Hassan Muthalib takes a closer look at ‘The Wayang Kids’.
‘The Wayang Kids’ tells an entertaining story about primary school children of various races who try to overcome cultural and language barriers to represent their school in an international Chinese opera performance. Leading the team is a student with mild autism, who has to convince his classmates, teachers and parents that he deserves a role in the play. With the support of his classmates, he shows courage and perseverance to finally step up onto the stage as the Monkey King.
Golden Screen Cinemas (GSC) have launched a campaign, ‘Autistic People Are Not Broken’, to raise awareness for Autism Spectrum Disorder (ASD), in conjunction with Autism Awareness Month this April. The campaign kicked off with a media screening of ‘The Wayang Kids’, with the attendance of the film’s Penang-born director, Raymond Tan, and young Singaporean actor, Austin Chong, a martial arts champ who has won three gold medals at the 2016 Singapore National Youth Wushu Competition. ‘The Wayang Kids’ is supported by the Lee Kuan Yew Fund for Bilingualism.
Kudos to GSC for coming forward to do their civic duty! RM1 from every ticket sold will be channeled to the National Autism Society of Malaysia (Nasom) for its programmes and activities. You can do your bit while being entertained by a well-written and directed movie. It is such films brought to the mainstream that make audiences more aware of not only about special needs kids, but also of anyone who is ‘different’ from others. And in-between, director Tan makes comments about adults who themselves have language and adjustment problems – even though they are not disabled! It is all done entertainingly with tongue-in-cheek humour. While social values such as racial harmony, resilience, and coming to terms with reality, as well as the preserving of heritage arts, are brought across, director Tan does not lose sight of the main intent of the film. What ultimately comes across is the importance of the need to promote awareness of autistic people in society.
Chong plays an autistic boy nicknamed Open, who gets to prove himself by portraying the Monkey King in a stage show after a Chinese-Canadian exchange student becomes friends with him. With a Chinese opera teacher and a supportive headmaster, the audience follows the trials and tribulations of the schoolchildren. The story is given a mild treatment without too much of drama. Mild, because Tan does not want to overdo the dramatics, and the real story is not about the children. It is actually about the adults and their reactions to the problems they face, in particular that which is related to autism. Even Open’s mother has switched off mentally because she cannot face the reality that her son is autistic, and that he is ‘different’. Ultimately, it is the adults’ recognition of their responsibility and duty, and the reversal that follows, that is at the crux of the film.

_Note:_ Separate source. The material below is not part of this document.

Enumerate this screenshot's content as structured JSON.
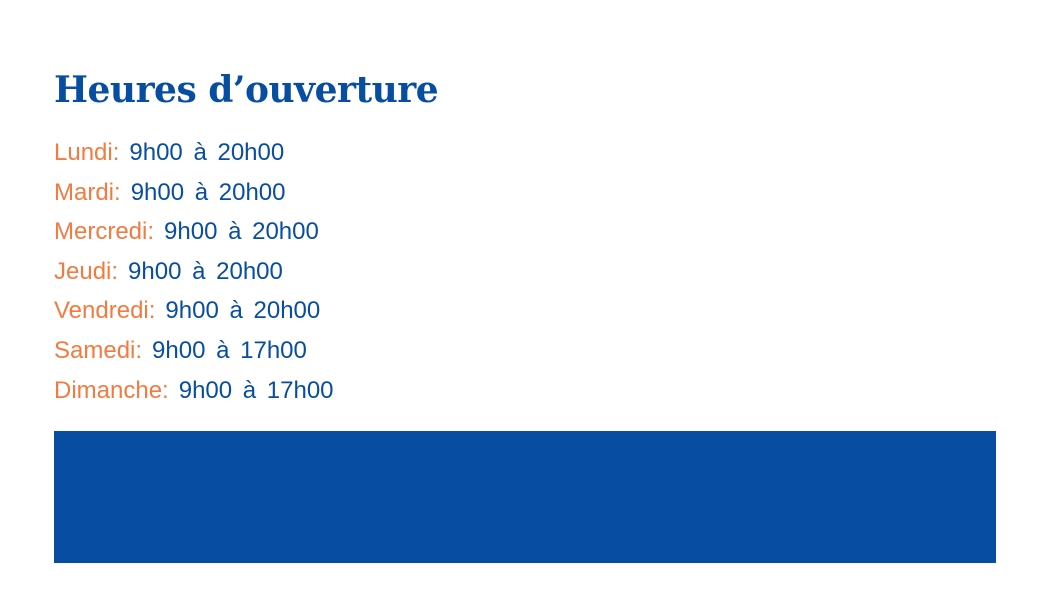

Tan gives the film a classicist treatment. He shows a world and characters who are not deprived of worldly wants or in the pursuit of career. Their problems are more about acceptance and learning how to cope with the reality of situations that they are confronted with. By using the entertainment medium, Tan does not take a didactic slant, but is hopeful, in his own words, “of planting a seed in people’s minds so they can learn more about, and at the same time raise awareness on autism and the challenges experienced by special needs individuals and the people around them.”
Tan’s expert handling of the performances of children with no acting experience results in a highly professional production. They say that all Indians are born actors, and the Indian boy and his precociousness in the film definitely proves this to be true! And in a tasteful exercise at multiracial harmony, Tan introduces, without any pretentiousness, Indian and Malay influences into Chinese opera. At the same time, he puts forward a case for preserving a traditional art form that can be, in this instance, carried forward by the very young, and of all races.
‘Redha’ by Tunku Mona Reza was the first film with autism as its subject. Treated as a heavy drama, it nevertheless created awareness of autism and, rightfully, has gained accolades around the world. Both ‘Redha’ and ‘The Wayang Kids’ are proof that the aspirations of these film directors, producers and exhibitors is not just profit but, like Iranian cinema, of their being able to contribute meaningfully to society. May we have more of such people!